Боюсь, не пойдет она с нами, коли так, спроста сказать. Разве вот что сказать: "за
Степкой, мол, господа посылают", ты так-то поговори с ней, а я потом скажу, как надоть будет ехать.
Во всю эту ночь Катерина и Маша не смыкали глаз; хотя весь домашний скарб, все целые горшки (их было мало) уложены были на подводу, которая стояла под навесом вместе с лошадью, купленною накануне барином, однако хозяйки бродили по всей избе, ощупывали все углы и старались припомнить: уложена ли такая-то тряпка, такой-то горшок. Несколько раз без всякой видимой цели обе выходили на улицу или в огород: постоят-постоят в огороде, подперев ладонью мокрую щеку, вздохнут и перейдут опять на улицу и там молча поплачут. Как только забелело на востоке,
Катерина сказала Маше, чтоб она будила ребят, а сама пошла в ригу.

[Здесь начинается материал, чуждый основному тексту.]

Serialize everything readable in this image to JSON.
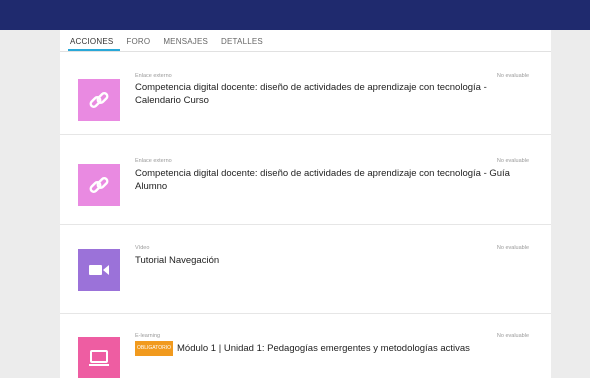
{
  "tabs": [
    {
      "label": "ACCIONES",
      "active": true
    },
    {
      "label": "FORO",
      "active": false
    },
    {
      "label": "MENSAJES",
      "active": false
    },
    {
      "label": "DETALLES",
      "active": false
    }
  ],
  "items": [
    {
      "type": "Enlace externo",
      "evaluation": "No evaluable",
      "title": "Competencia digital docente: diseño de actividades de aprendizaje con tecnología - Calendario Curso",
      "icon": "link-icon",
      "color": "#e98ae1"
    },
    {
      "type": "Enlace externo",
      "evaluation": "No evaluable",
      "title": "Competencia digital docente: diseño de actividades de aprendizaje con tecnología - Guía Alumno",
      "icon": "link-icon",
      "color": "#e98ae1"
    },
    {
      "type": "Vídeo",
      "evaluation": "No evaluable",
      "title": "Tutorial Navegación",
      "icon": "video-camera-icon",
      "color": "#9b72d9"
    },
    {
      "type": "E-learning",
      "evaluation": "No evaluable",
      "badge": "OBLIGATORIO",
      "title": "Módulo 1 | Unidad 1: Pedagogías emergentes y metodologías activas",
      "icon": "laptop-icon",
      "color": "#ee5da2"
    }
  ],
  "colors": {
    "topbar": "#1f2a6e",
    "active_tab_underline": "#29a8d8",
    "badge": "#f19a1e"
  }
}
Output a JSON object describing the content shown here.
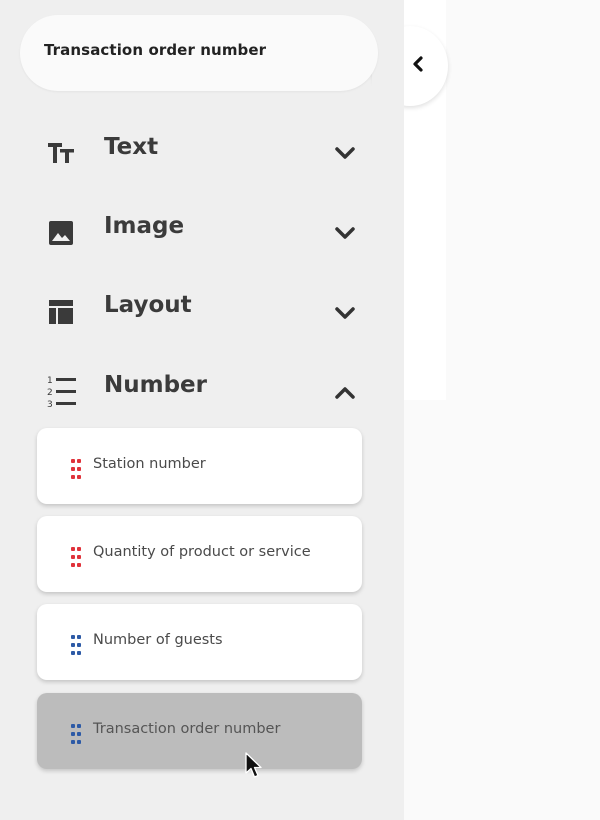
{
  "sidebar": {
    "search": {
      "value": "Transaction order number"
    },
    "categories": [
      {
        "label": "Text",
        "icon": "text-size-icon",
        "expanded": false
      },
      {
        "label": "Image",
        "icon": "image-icon",
        "expanded": false
      },
      {
        "label": "Layout",
        "icon": "layout-icon",
        "expanded": false
      },
      {
        "label": "Number",
        "icon": "numbered-list-icon",
        "expanded": true
      }
    ],
    "number_fields": [
      {
        "label": "Station number",
        "handle_color": "#e0323a",
        "active": false
      },
      {
        "label": "Quantity of product or service",
        "handle_color": "#e0323a",
        "active": false
      },
      {
        "label": "Number of guests",
        "handle_color": "#2d5aa6",
        "active": false
      },
      {
        "label": "Transaction order number",
        "handle_color": "#2d5aa6",
        "active": true
      }
    ]
  },
  "colors": {
    "sidebar_bg": "#efefef",
    "card_bg": "#ffffff",
    "card_active_bg": "#bcbcbc",
    "icon_dark": "#3a3a3a",
    "handle_red": "#e0323a",
    "handle_blue": "#2d5aa6"
  }
}
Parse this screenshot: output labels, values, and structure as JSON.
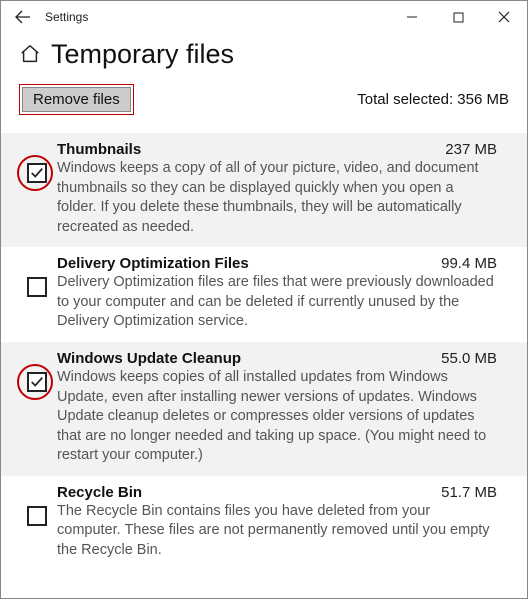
{
  "window": {
    "title": "Settings"
  },
  "page": {
    "title": "Temporary files",
    "remove_label": "Remove files",
    "total_label": "Total selected: 356 MB"
  },
  "items": [
    {
      "title": "Thumbnails",
      "size": "237 MB",
      "desc": "Windows keeps a copy of all of your picture, video, and document thumbnails so they can be displayed quickly when you open a folder. If you delete these thumbnails, they will be automatically recreated as needed.",
      "checked": true,
      "highlight": true
    },
    {
      "title": "Delivery Optimization Files",
      "size": "99.4 MB",
      "desc": "Delivery Optimization files are files that were previously downloaded to your computer and can be deleted if currently unused by the Delivery Optimization service.",
      "checked": false,
      "highlight": false
    },
    {
      "title": "Windows Update Cleanup",
      "size": "55.0 MB",
      "desc": "Windows keeps copies of all installed updates from Windows Update, even after installing newer versions of updates. Windows Update cleanup deletes or compresses older versions of updates that are no longer needed and taking up space. (You might need to restart your computer.)",
      "checked": true,
      "highlight": true
    },
    {
      "title": "Recycle Bin",
      "size": "51.7 MB",
      "desc": "The Recycle Bin contains files you have deleted from your computer. These files are not permanently removed until you empty the Recycle Bin.",
      "checked": false,
      "highlight": false
    }
  ]
}
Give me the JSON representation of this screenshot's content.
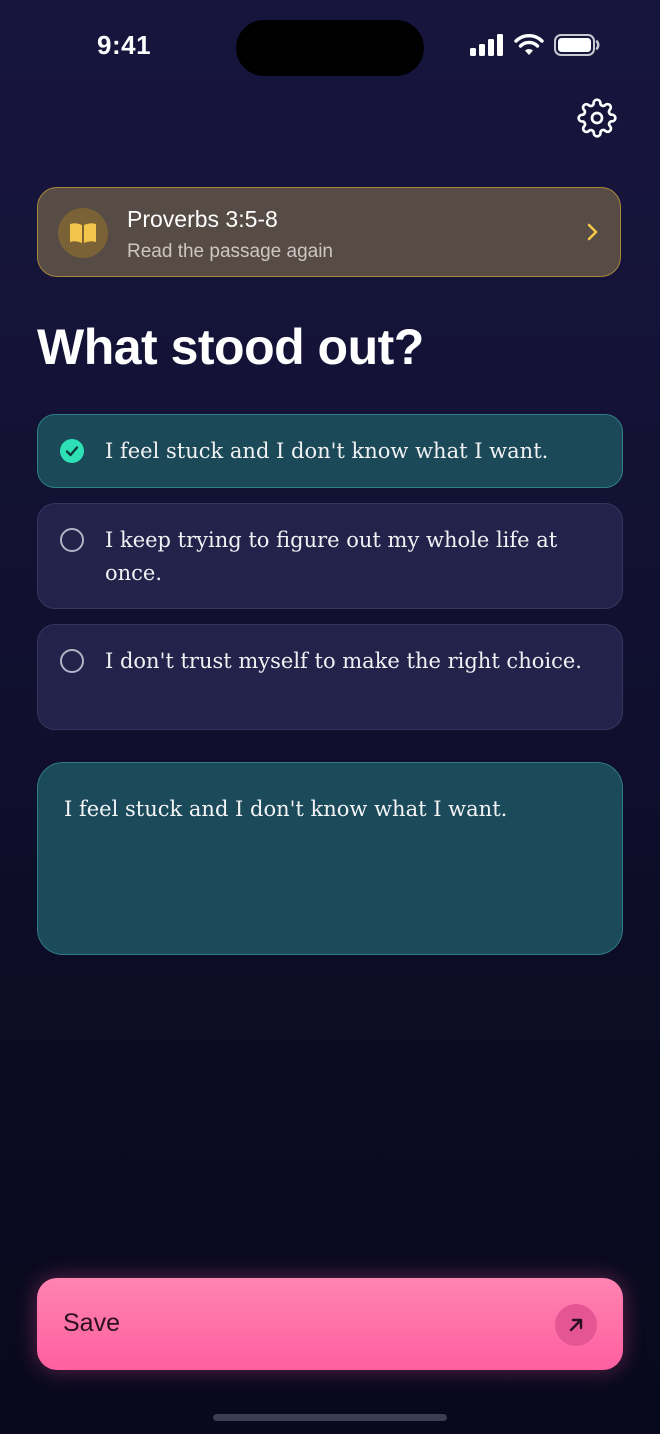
{
  "status_bar": {
    "time": "9:41"
  },
  "header": {
    "settings_icon": "gear-icon"
  },
  "passage": {
    "title": "Proverbs 3:5-8",
    "subtitle": "Read the passage again",
    "icon": "book-icon",
    "accent_color": "#f3c54a"
  },
  "question": {
    "heading": "What stood out?"
  },
  "options": [
    {
      "label": "I feel stuck and I don't know what I want.",
      "selected": true
    },
    {
      "label": "I keep trying to figure out my whole life at once.",
      "selected": false
    },
    {
      "label": "I don't trust myself to make the right choice.",
      "selected": false
    }
  ],
  "answer": {
    "value": "I feel stuck and I don't know what I want."
  },
  "save_button": {
    "label": "Save",
    "icon": "arrow-up-right-icon",
    "color": "#ff6fa8"
  },
  "colors": {
    "selected_check": "#2ee0b6",
    "selected_background": "#1b4957"
  }
}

– Вставай! – промолвила она, толкая мужа, который храпел во всю ивановскую.
– А что? пора?.. – лениво пробормотал Лапша.
– Вставай! – повторила Катерина, – надо сходить… на поля поглядеть…
– Ну, пойдем… – сказал Лапша, приподымаясь и протирая глаза кулаками, так что локти его сделались выше головы.
Когда они вернулись во двор, ребятишки были уже на ногах; Маша умывала последнего, Костюшку, который кричал благим матом и болтал в воздухе ногами.
Дуня сидела на крыльце и укачивала младенца Катерины; Волчок сидел насупротив и беспокойно двигал своим кренделем.
– Ну, пойдемте все в поле, – проговорила Катерина, взяв ребенка из рук Дуни,
– пойдемте поглядеть… может, в последний…
Она не договорила и быстрыми шагами вышла на улицу. Все, не выключая
Дуни и Волчка, последовали за нею. На улице ни души не было; ни одна собака не залаяла. Впрочем, и рано было; даже на востоке, который светлел и постепенно делался алым, кой-где еще вздрагивали звезды.
Поле Лапши неприкосновенно переходило в его роде от отца к сыну: так вообще бывает у крестьян наследственных имений, принадлежащих помещикам, которые уважают порядок, установленный их отцами. Поле это, покрывавшееся когда-то из года в год золотым морем колосьев или тяжелыми гроздьями овса, перейдя в руки Лапши, постепенно скуднело и сделалось самым плохим полем Марьинского.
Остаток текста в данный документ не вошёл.